Ohne Interesse schlug er eines Tages seine Lieblingszeitschrift auf. Mit leisem Erbeben, in das sich die seltsamsten Gefühle mischten, fand er auf dem Titelblatt, wo er noch nie eine Anzeige gesehen, folgende Ankündigung:
Gefunden. „Kleines goldenes Medaillon mit Buchstaben P. A., enthaltend Damenporträt. Gute Belohnung erwartet. Persönliche Anfrage erbeten.“
Sein Medaillon mit ihrem Bild! Diese Anzeige rief ihm den Tag ins Gedächtnis, an dem er es verloren hatte, den Tag, an dem er ihr seine Liebe gestand. Jahre schienen seitdem vergangen. Häufig hatte er das kleine Ding vermisst, und die Hoffnung, es wieder zu erhalten, erfüllte ihn mit grosser Freude.

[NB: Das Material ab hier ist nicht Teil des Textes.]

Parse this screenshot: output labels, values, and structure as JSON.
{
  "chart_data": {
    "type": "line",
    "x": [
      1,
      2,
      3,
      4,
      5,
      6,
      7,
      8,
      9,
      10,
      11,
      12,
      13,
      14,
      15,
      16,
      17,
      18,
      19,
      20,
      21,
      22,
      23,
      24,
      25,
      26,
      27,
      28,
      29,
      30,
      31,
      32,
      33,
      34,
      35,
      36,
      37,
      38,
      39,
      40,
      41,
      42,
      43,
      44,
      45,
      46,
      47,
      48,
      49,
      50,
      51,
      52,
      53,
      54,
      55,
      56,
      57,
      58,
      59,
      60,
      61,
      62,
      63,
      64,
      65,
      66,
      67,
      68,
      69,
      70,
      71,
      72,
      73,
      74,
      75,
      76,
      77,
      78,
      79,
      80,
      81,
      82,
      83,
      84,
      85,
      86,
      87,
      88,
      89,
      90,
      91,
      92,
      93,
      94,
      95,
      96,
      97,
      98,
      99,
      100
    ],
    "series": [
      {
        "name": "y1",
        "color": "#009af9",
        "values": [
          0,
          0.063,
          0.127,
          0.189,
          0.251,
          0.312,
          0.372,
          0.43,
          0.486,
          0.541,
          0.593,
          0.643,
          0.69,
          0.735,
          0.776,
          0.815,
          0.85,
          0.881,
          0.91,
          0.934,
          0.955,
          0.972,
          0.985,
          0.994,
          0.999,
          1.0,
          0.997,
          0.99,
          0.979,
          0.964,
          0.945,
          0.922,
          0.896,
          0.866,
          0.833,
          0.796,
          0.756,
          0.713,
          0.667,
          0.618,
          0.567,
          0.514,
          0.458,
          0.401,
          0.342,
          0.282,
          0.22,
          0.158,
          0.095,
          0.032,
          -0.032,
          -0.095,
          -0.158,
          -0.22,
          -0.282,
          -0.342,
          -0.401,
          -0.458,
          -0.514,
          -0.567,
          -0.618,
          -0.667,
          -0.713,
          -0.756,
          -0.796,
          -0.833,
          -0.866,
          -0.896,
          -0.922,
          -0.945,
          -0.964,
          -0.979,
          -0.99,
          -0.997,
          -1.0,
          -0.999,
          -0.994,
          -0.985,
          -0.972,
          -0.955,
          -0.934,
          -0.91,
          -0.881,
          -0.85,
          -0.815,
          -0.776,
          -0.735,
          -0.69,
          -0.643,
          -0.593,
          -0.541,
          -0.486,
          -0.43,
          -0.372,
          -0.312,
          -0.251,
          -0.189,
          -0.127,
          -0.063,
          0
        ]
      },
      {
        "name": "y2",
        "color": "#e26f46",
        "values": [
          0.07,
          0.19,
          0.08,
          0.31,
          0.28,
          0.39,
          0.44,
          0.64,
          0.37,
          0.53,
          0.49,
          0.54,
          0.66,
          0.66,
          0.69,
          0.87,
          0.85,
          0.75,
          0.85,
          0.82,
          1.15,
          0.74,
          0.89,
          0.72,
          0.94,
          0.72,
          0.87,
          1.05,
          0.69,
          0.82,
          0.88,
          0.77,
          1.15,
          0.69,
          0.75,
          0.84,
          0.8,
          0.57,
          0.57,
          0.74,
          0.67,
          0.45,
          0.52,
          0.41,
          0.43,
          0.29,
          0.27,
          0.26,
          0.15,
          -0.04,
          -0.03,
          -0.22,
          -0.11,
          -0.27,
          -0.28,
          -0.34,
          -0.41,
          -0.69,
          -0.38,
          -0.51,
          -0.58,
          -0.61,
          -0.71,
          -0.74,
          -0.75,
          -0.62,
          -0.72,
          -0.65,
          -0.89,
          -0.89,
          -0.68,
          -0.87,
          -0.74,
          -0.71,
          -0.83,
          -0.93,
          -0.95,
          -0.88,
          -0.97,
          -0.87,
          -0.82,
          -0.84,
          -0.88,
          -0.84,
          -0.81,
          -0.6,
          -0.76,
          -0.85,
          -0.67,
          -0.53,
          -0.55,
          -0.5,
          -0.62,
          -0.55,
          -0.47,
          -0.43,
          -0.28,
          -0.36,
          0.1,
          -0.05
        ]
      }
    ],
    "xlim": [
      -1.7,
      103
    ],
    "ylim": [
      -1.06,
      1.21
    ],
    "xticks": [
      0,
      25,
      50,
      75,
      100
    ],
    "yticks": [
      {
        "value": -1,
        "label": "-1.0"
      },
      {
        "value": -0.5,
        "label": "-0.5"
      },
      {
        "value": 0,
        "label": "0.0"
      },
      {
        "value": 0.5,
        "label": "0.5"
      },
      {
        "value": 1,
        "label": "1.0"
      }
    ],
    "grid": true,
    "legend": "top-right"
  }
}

Seit seiner Ankunft hatte er dem jungen Mädchen, das sein amerikanischer Freund so sehr gelobt hatte, das Telegraphieren beigebracht, und sie freute sich stets, wenn sie seinen Platz an dem Apparat einnehmen durfte. Fünf Minuten, nachdem er die Anzeige gefunden, fuhr er in einem Hansom so rasch wie möglich nach Queen Anne Mansions, der in der Anzeige angegebenen Adresse.